Decade-old Minneapolis rape kit turns into charges, prison sentence

After a rape in 2008 led to charges 15 years later following clearance of backlogged rape test kits, the perpetrator has finally been sentenced for his actions.

Terry Wayne Johnson was sentenced in Hennepin County District Court on Monday to more than a decade in prison. He was charged in October 2023 with second-degree criminal sexual conduct and third-degree criminal sexual conduct in connection to the Feb. 16, 2008, rape of a woman.

According to the criminal complaint, at about 12:57 a.m. on Feb. 16, 2008, Minneapolis Police Officers were on patrol near 9th Street East and Park Avenue South when a motorist witness flashing his headlights flagged them down – the victim was also in the vehicle.

At the time, the witness told police he saw the victim near Park Avenue South and 36th Street East, that she was bleeding and needed help, when he offered to bring her to the hospital. Charges said the victim told him she was attacked by a man, later identified as Johnson.

At the hospital, charges say the victim reported she was assaulted and raped, and although she didn't know his name, she was able to provide a description. 

The victim said Johnson followed her out of the apartment and dragged her outside to the alley by her hair. She tried to get away, but he said, "Keep yelling, and I will kill you," charges said. He dragged her to the side of the garage. He told her, "You owe me" and ended up punching her in the face, telling her "I'm gonna kill you" as it rendered her unconscious.

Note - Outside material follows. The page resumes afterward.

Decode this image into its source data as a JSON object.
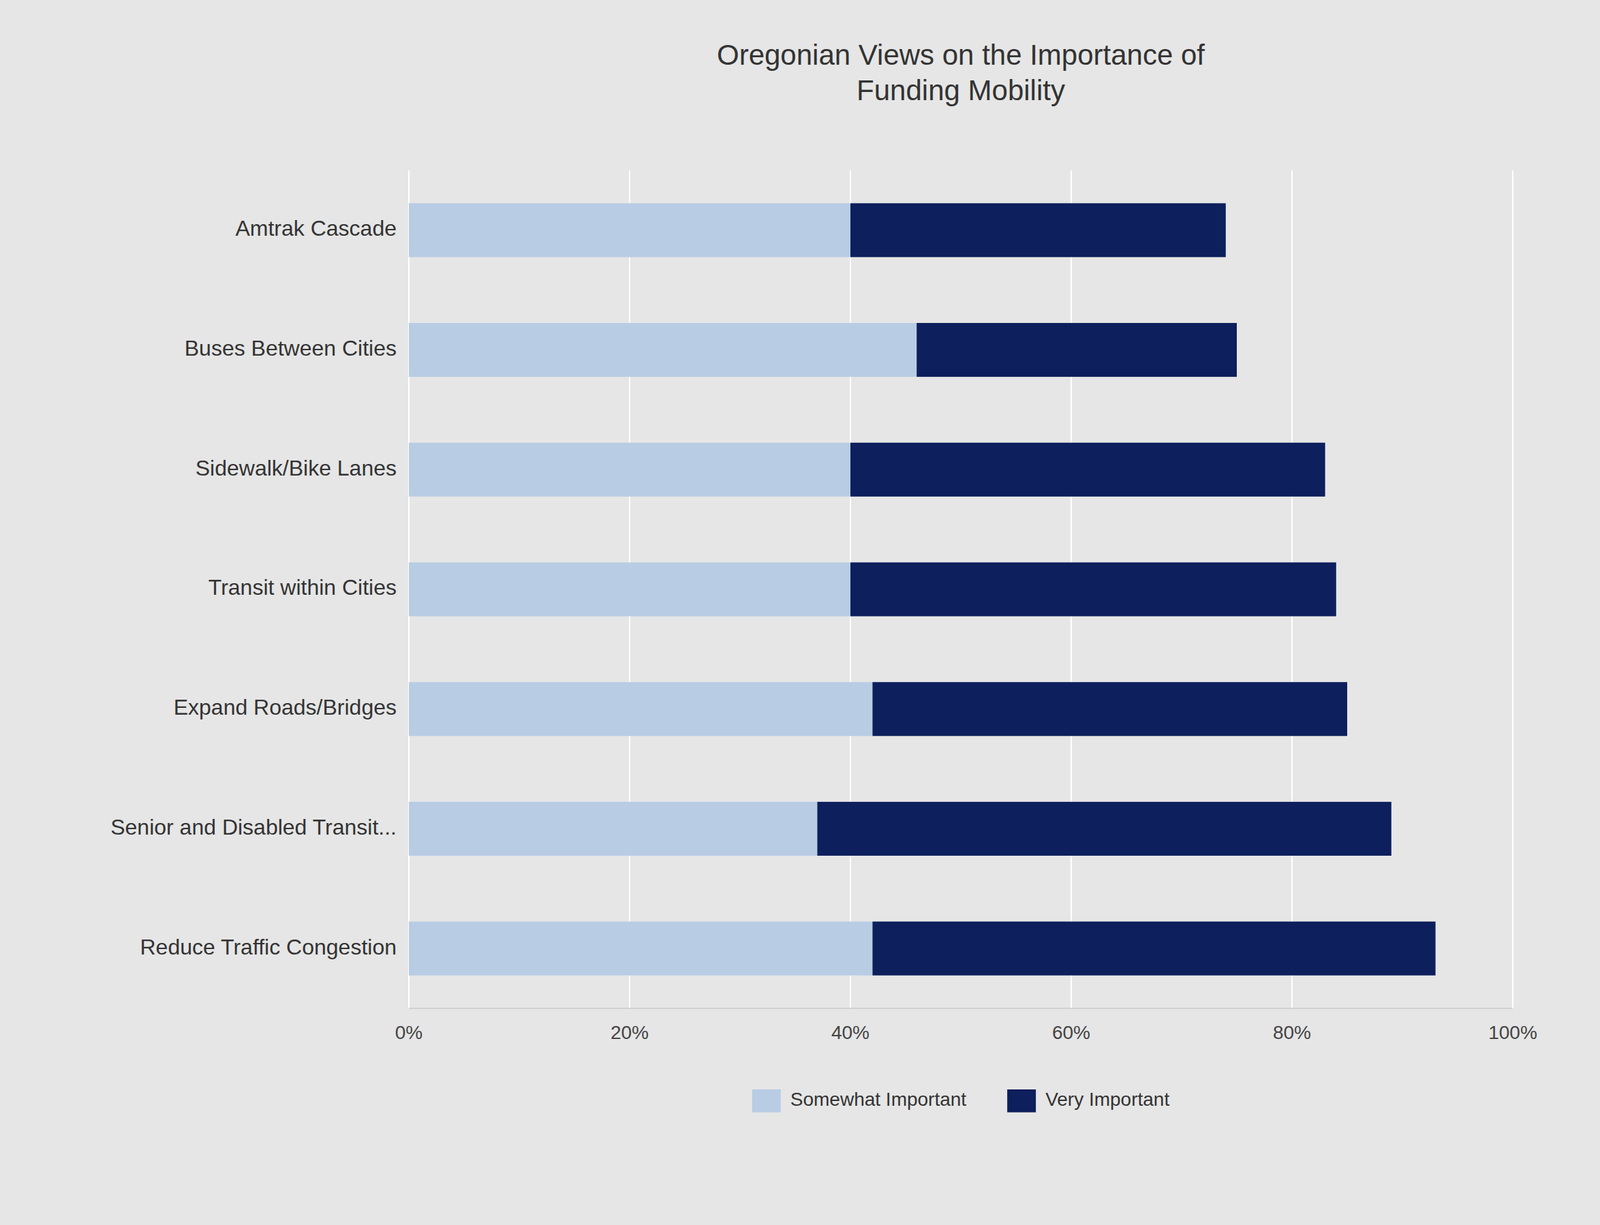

The case was later reviewed in 2020 as part of the Minneapolis Police Department and Hennepin County Attorney's Office program to test previously untested sexual assault kits

The samples in the victim's kit were taken to the Minnesota Bureau of Criminal Apprehension for DNA testing, and a DNA profile matched Johnson. 

Johnson is already in prison in Washington State on charges of commercial sex abuse of a minor – a crime that occurred after the Minneapolis rape.

He will be processed in the Minnesota prison system, and then be transferred back to Washington to finish serving his sentence there, before returning to Minnesota to serve the remainder of his time connected to the rape charges.